For the Empire Strikes Back design, I wanted as much as possible to use “Top Down” design. Where “Mechanics Driven” starts from the mechanics, and then figures out how to fit it into the Star Wars universe. “Top Down” starts with the Star Wars universe, and then figures out what mechanics match this aspect of the universe. So, where to begin? With the movie, of course! The Design Team: myself, Michael Elliott, and David Eckelberry, sat down and watched The Empire Strikes Back a few times (have I mentioned that I love my job?), taking notes to mark down all of the cool potential unit, mission, battle, and location cards. Then, we spent the next 3 months attaching mechanics to those cards. Usually, it would work something like this, I would assign the team to work on a specific arena, say Space. Then in a meeting we would all bring in our space units, and we would argue about which ones we liked best, which ones captured the feeling of the movies best, and which ones would be the best for the environment. Often at these meetings we merged 2 peoples' cards into one, or even decided to create extra versions of a card if we really liked some of the designs.

Top Down is especially interesting for character units, because it allows you to explore different versions of that characters personality. For example, take a look at all of the different versions of Darth Vader we created in design:

  • Darth Vader #1 (Merciless Commander)
  • Darth Vader #2 (Don of Bespin)
  • Darth Vader #3 (Master Strategist)
  • Darth Vader #4 (Humble Servant of the Emperor)

Heheh, in R&D we like to joke around with our playtest names. Anyways, here are the designs we came up with for these Vaders that inspired the names:

Darth Vader #1 (Merciless Commander): All your units gain +2 Power. If any unit other than this one fails to score at least 1 hit against the target it is attacking, destroy that unit.

This felt like it captured Darth Vaders “do not fail me” attitude pretty well. Keep in mind this is the text as we created it in design, this is NOT the final text, in fact, this text has a serious error in it, can you tell what is wrong? *(answer below)

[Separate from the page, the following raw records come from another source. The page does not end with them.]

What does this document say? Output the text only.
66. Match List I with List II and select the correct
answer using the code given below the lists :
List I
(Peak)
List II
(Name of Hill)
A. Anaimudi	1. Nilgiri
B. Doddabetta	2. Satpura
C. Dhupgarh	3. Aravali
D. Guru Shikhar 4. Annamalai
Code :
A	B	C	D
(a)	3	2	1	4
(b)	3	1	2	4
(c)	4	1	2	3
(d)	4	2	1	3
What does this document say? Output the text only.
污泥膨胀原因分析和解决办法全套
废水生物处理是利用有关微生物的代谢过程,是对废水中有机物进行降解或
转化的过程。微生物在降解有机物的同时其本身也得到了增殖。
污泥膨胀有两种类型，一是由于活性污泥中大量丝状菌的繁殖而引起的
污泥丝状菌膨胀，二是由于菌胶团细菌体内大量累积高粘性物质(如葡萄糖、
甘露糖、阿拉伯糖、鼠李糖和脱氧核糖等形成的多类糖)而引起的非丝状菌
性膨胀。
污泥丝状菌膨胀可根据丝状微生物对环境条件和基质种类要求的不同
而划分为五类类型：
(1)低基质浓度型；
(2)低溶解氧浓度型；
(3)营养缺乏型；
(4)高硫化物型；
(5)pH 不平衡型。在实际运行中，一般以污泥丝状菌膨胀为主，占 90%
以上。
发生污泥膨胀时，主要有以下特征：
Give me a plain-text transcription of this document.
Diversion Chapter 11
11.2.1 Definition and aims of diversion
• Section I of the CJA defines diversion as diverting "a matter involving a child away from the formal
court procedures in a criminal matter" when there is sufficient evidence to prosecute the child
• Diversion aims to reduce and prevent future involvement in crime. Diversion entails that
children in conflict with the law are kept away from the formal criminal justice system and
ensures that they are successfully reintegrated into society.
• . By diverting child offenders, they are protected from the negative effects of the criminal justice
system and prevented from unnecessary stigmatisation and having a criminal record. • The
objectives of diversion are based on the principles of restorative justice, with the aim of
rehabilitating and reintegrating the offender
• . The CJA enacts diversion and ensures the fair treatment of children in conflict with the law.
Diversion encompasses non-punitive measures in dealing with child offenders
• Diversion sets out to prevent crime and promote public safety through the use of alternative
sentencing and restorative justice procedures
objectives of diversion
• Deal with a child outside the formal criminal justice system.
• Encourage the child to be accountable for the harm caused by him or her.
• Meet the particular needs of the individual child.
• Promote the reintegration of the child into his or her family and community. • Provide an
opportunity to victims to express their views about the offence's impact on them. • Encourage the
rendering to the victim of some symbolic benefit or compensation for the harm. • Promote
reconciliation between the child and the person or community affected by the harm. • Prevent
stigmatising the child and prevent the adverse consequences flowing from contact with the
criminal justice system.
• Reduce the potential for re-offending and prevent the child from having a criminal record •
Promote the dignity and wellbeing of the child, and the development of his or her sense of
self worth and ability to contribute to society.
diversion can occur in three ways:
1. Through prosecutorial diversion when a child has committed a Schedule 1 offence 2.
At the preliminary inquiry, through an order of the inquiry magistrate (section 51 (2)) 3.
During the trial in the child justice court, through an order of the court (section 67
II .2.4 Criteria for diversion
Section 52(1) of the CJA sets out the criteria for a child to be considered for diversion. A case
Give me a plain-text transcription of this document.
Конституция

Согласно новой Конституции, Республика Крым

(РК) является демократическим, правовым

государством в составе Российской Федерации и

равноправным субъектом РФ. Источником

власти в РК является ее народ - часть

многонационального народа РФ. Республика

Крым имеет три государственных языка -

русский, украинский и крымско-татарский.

Darth Vader #2 (Don of Bespin): At the start of battle, you may pay 2 Force and gain control of any Neutral unit for that turn.

We loved how Vader came to Bespin and just took control of the place. “I am altering the deal. Pray I don’t alter it any further.” Awesome! Eventually, we cut this card, as the next set has more of a “Neutral set” feel.

Darth Vader #3 (Master Strategist): At the start of your build step you may pay 2 Force and search your deck for a Dark battle card and put it in your hand

This one seemed to capture the “strategist” flavor pretty well.

Darth Vader #4 (Humble Servant of the Emperor): ……

We had trouble coming up with a nice top down design for this aspect of Vader. But because we needed a “simpler” Vader to use at common, we made this a “simple” Vader that uses one the set's new Mechanic.

By the way, there are 2 other Darth Vaders in the set. But I don’t want to give away there mechanics just yet.

The next step was assigning Build costs, Speed, Power, and Health to these Vaders. Also, since Vader is a Jedi, he also received force evade and/or deflect ability. At this point the cards get passed on to development, who, with the help of our playtesters, have the job of balancing out all the cards.

At the end of the day, here is how the above Vaders wound up.

Darth #1: -Card #15 in ESB-

Darth #2: -Cut-

Darth #3: -Card #16 in ESB-

Darth #4: -Card # 157 in ESB-

Well, I hope you enjoyed this peek into some of the Empire Strikes Back development. Join me next month when I will talk more about the new mechanics in Empire Strikes Back.

*Answer to the question about Darth #1 above. This wording doesn’t work because it does not specify that it only effects YOUR units. Don’t worry, as you'll see on the card, this was fixed during templating.